Babysitters typically provide custodial childcare. Custodial childcare is care that is focused on meeting the children’s immediate needs. Unlike nannies who are concerned with the children’s ongoing physical, social, emotional, and intellectual development and partner with the parents to meet them, babysitters are concerned with meeting the children’s needs in the here and now.

Babysitters also serve as role models to the children in their care. They should use appropriate language and good manners while with the children. Babysitters should also create a safe and nurturing environment for the children that encourages their health and well-being.

Parents who opt to utilize a babysitter for full-time childcare may expect their babysitter to fulfill the role of a nanny, however if the caregiver does not have the necessary childcare experience, knowledge and skill set, the quality of care that the child receives will suffer.


Babysitters are primarily concerned with keeping the children safe and well-cared for their parents are away from the home. Babysitters may play with the children, get the children off of the school bus, supervise them doing homework and prepare meals or snacks for the children.

Since parents depend on babysitters to provide childcare so that they can tend to their personal or social obligations, it’s essential that babysitters show up for their jobs on time.

Babysitters must focus on the children and be attentive to the children’s need at all times. They should strive to actively engage the children while in their care. It is imperative that the children be their main focus, so babysitters should avoid talking on the phone, texting and using their personal electronic devices when responsible for the children.

Babysitters must also be able to discipline the children in their care by offering guidance and redirection when appropriate. Babysitters should check with the parents regarding the family’s discipline style and discuss how they wish her to handle inappropriate behavior.

Since babysitters typically provide short-term and occasional childcare for many families, they are usually provided with a list of job specific responsibilities. These responsibilities may include heating up a prepared dinner, putting the children to bed and doing the children’s laundry.
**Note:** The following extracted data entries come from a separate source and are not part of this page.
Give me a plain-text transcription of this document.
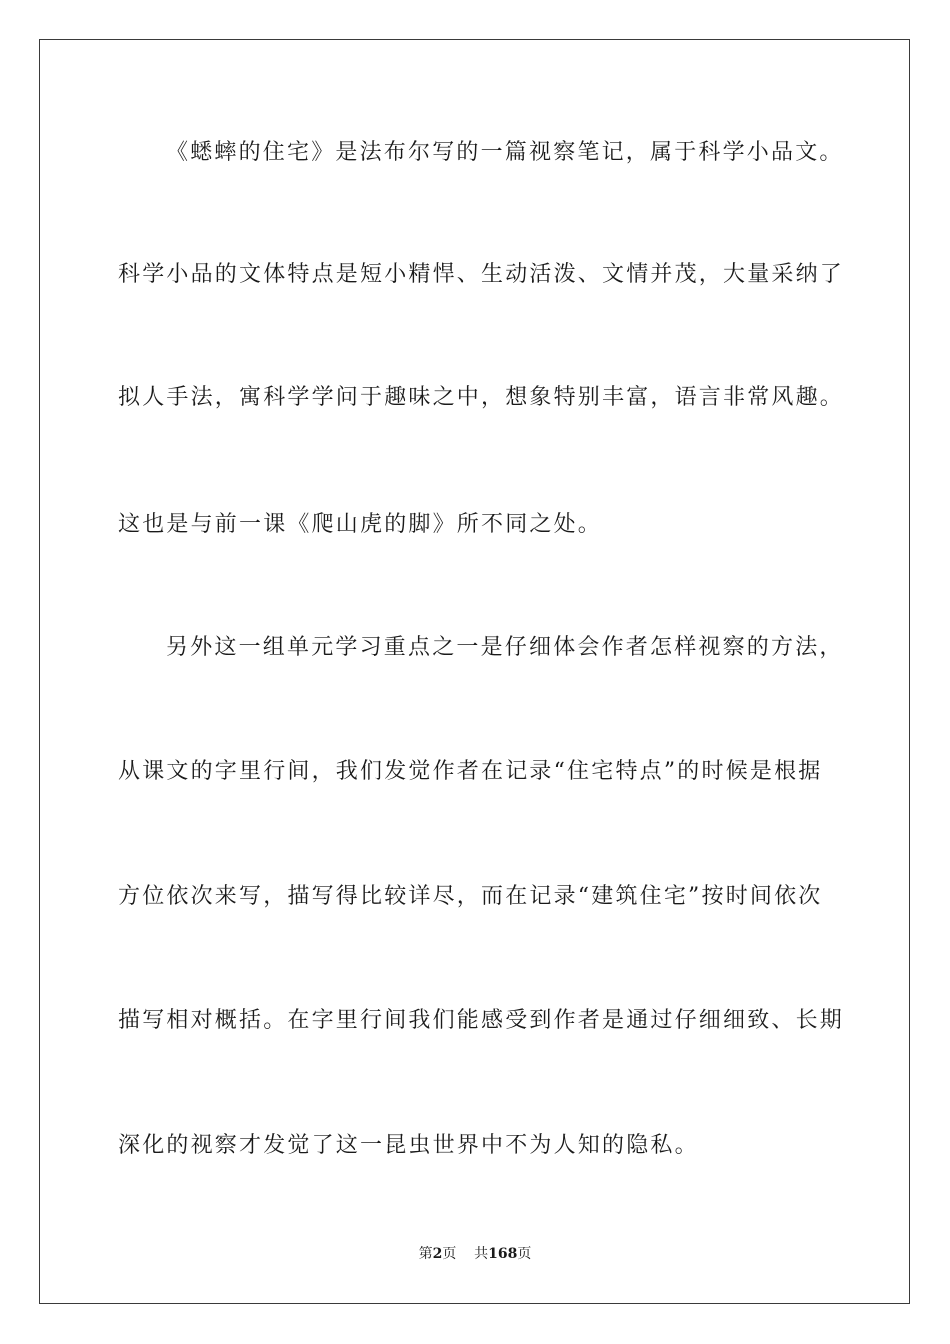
《蟋蟀的住宅》是法布尔写的一篇视察笔记，属于科学小品文。
科学小品的文体特点是短小精悍、生动活泼、文情并茂，大量采纳了
拟人手法，寓科学学问于趣味之中，想象特别丰富，语言非常风趣。
这也是与前一课《爬山虎的脚》所不同之处。
另外这一组单元学习重点之一是仔细体会作者怎样视察的方法，
从课文的字里行间，我们发觉作者在记录“住宅特点”的时候是根据
方位依次来写，描写得比较详尽，而在记录“建筑住宅”按时间依次
描写相对概括。在字里行间我们能感受到作者是通过仔细细致、长期
深化的视察才发觉了这一昆虫世界中不为人知的隐私。
第2页 共168页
The babysitter’s responsibilities will always vary based on the family’s childcare needs and the sitter must be able to follow the parent’s instructions and ask follow-up questions if an instruction is unclear.

Salary and Benefits

When it comes to paying a babysitter, parents and sitters typically negotiate the hourly rate and several things can affect what determines a fair rate. Geographical location, the caregiver’s experience, education, skill set, the number of children, and the babysitter’s duties and responsibilities will impact the babysitter’s hourly rate. The more experience and education a babysitter has, the more she’ll be paid.

Some babysitters may be happy to work for minimum wage, while others will expect to be paid $18 or more per hour. A teenage neighbor who is new to babysitting will earn less than a seasoned nanny who picks up babysitting gigs on the side.

Typically since babysitters are occasional workers, they don’t receive employment benefits, however some parents who hire full-time babysitters may provide some benefits including paid vacation days or paid holidays.

Parents who pay a babysitter more than the annual wage threshold, $1800 as of 2012, have tax responsibilities. These responsibilities include paying their portion of Social Security and Medicare and paying federal and state unemployment insurance and disability, if required by state law. Babysitters are responsible for federal and state income taxes and employee disability or unemployment taxes, if required by state law. Parents are also mandated to withhold the sitter’s portion of Social Security and Medicare. Since babysitters are not independent contractors they must be provided with a W-2 at the end of each year.